Opinión de este cronista sobre lo que debería ser la fase final de la pandemia en España: mientras haya peligro de contagios y, por tanto, de muertes, no se debería bajar la guardia. Ni andarse con vaticinios peligrosos sobre el uso obligatorio de las mascarillas en espacios exteriores, ni permitir actividades diurnas o nocturnas de ocio como si aquí no hubiera ocurrido nada. Esto parece tan elemental, pero ¿qué ocurre? Que la gente se cansó -nos cansamos-, de tantas restricciones y pide -pedimos- que nos aflojen un poco la cuerda; que hay sectores económicos, como el de la hostelería y el ocio, que no resisten más después de casi año y medio de cierres o restricciones; y que los gobiernos autónomos, que son los más próximos al ciudadano, captan mejor que nadie ese clima de opinión y esas necesidades y no se atreven a apretar más, sobre todo después de la experiencia Ayuso en Madrid.

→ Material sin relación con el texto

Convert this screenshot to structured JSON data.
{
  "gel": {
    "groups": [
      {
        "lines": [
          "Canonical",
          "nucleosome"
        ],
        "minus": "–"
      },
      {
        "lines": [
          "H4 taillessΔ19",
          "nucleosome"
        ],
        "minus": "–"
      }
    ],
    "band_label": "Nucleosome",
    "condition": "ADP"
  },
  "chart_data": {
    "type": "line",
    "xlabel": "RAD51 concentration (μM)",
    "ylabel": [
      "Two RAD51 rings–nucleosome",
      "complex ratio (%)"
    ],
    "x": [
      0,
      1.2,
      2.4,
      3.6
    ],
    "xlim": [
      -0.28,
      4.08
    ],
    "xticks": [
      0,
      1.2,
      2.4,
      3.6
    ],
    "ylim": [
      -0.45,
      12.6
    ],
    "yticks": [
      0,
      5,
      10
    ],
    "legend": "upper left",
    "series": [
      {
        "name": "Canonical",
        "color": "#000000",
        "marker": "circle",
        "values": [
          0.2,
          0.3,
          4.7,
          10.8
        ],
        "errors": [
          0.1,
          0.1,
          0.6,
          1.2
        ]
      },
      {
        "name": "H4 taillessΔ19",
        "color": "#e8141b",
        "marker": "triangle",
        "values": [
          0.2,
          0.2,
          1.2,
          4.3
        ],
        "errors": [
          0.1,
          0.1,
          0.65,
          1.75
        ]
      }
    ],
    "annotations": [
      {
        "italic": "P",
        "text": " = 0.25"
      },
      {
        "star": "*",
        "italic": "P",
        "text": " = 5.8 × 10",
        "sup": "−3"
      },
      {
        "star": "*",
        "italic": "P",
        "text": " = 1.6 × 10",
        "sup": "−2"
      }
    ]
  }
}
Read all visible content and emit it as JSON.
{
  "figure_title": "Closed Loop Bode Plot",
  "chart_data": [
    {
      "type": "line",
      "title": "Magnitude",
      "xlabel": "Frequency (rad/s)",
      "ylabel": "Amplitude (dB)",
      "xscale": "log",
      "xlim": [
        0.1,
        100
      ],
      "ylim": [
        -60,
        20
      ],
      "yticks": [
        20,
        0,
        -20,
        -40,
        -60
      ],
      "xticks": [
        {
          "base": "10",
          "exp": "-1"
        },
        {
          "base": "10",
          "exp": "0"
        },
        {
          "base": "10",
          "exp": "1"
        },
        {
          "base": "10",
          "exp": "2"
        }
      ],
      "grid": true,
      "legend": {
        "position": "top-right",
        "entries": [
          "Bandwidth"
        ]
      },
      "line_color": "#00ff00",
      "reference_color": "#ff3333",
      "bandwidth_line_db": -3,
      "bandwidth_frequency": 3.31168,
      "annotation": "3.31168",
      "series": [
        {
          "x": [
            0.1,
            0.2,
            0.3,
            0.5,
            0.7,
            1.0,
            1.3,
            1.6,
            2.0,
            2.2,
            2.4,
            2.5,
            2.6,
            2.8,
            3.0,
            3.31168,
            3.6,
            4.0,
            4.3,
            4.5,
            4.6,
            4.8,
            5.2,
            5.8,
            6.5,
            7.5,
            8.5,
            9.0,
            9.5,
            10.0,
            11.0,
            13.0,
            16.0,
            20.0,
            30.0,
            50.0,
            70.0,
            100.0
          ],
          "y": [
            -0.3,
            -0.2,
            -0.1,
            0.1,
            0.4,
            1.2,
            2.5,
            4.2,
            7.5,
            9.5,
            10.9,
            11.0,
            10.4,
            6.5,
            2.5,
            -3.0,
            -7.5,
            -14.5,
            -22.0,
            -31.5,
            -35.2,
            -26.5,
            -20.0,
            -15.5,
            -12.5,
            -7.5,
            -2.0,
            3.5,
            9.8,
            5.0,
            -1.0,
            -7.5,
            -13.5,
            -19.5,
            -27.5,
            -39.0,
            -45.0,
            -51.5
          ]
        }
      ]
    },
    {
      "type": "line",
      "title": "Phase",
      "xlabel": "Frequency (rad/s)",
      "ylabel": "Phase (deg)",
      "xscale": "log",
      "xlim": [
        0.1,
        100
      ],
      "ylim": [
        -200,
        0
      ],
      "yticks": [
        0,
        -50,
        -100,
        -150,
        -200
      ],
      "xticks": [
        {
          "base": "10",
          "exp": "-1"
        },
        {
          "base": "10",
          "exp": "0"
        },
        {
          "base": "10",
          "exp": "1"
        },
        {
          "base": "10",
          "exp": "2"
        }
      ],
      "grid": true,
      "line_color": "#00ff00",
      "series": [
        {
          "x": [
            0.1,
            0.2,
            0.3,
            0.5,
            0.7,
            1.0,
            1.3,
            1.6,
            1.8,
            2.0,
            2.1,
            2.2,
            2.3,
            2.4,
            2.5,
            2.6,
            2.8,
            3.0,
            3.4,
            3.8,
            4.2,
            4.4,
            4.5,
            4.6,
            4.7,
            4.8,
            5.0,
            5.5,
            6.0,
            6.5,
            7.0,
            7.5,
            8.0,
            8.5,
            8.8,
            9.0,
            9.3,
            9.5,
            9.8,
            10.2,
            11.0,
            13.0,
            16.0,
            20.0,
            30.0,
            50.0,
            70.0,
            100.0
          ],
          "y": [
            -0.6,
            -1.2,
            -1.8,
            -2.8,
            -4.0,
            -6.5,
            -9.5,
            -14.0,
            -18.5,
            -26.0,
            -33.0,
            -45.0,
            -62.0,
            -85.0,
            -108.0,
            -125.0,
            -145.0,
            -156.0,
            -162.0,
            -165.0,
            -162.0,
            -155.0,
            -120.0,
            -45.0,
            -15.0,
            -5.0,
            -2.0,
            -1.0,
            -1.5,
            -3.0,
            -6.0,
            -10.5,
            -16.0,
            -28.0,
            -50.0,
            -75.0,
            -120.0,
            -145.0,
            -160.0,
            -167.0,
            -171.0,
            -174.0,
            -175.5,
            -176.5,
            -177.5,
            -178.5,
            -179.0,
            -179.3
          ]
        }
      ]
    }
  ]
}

Sumados todos estos factores, se produce la paradoja de que la situación sanitaria evoluciona bien gracias a la vacunación, pero la gobernación de la crisis a veces parece imposible. Ayer mismo vivimos esa contradicción, con unas medidas nuevas habladas en el Consejo Interterritorial y varios gobiernos autónomos que se niegan a aplicarlas, en algún caso con un tono que suena a desafío. Cuando se escribía esta crónica, casi resultaba más interesante ver cómo termina el conflicto político que el cómputo diario de daños de la epidemia. Ahí tenemos una guerra de altura en el País Vasco, con su tradicional alusión a la invasión de competencias. Y ahí tenemos a la pasional Díaz Ayuso entonando otra vez el «no pasarán». Enfrente, un Gobierno central que le reprocha hostilidad y desobediencia a Pedro Sánchez, como si no obedecer a Pedro Sánchez fuese un delito de lesa patria.
Encima, el Tribunal Supremo sentencia que las regiones no pueden decretar toques generales de queda solo apoyadas en la legislación sanitaria, como Alberto Núñez Feijoo anunció hace más de un año. Todo esto demuestra que la regulación casi federal del control de la pandemia es muy deficiente. Se entregó la gestión a las autonomías, pero bajo control de los tribunales, que es correcto cuando hay legislación clara, pero en caso contrario produce resoluciones contradictorias según la región. También fue correcta, coherente y elogiable la cogobernanza, pero se limita con el Consejo Interterritorial de Salud, tan paradójico que prevé el consenso para adoptar medidas, pero después, si no hay consenso, el Gobierno dice que esas medidas no acordadas son de obligado cumplimiento.
Y de esta forma, el lenguaje político recuperó algunas expresiones que creíamos propias de la tensión independentista: imposición, atropello, invasión de competencias, desobediencia, rebelión. Solo falta que Díaz Ayuso convoque una manifestación bajo el lema «Moncloa nos roba». Como diríamos en Pol, muito non debe faltar.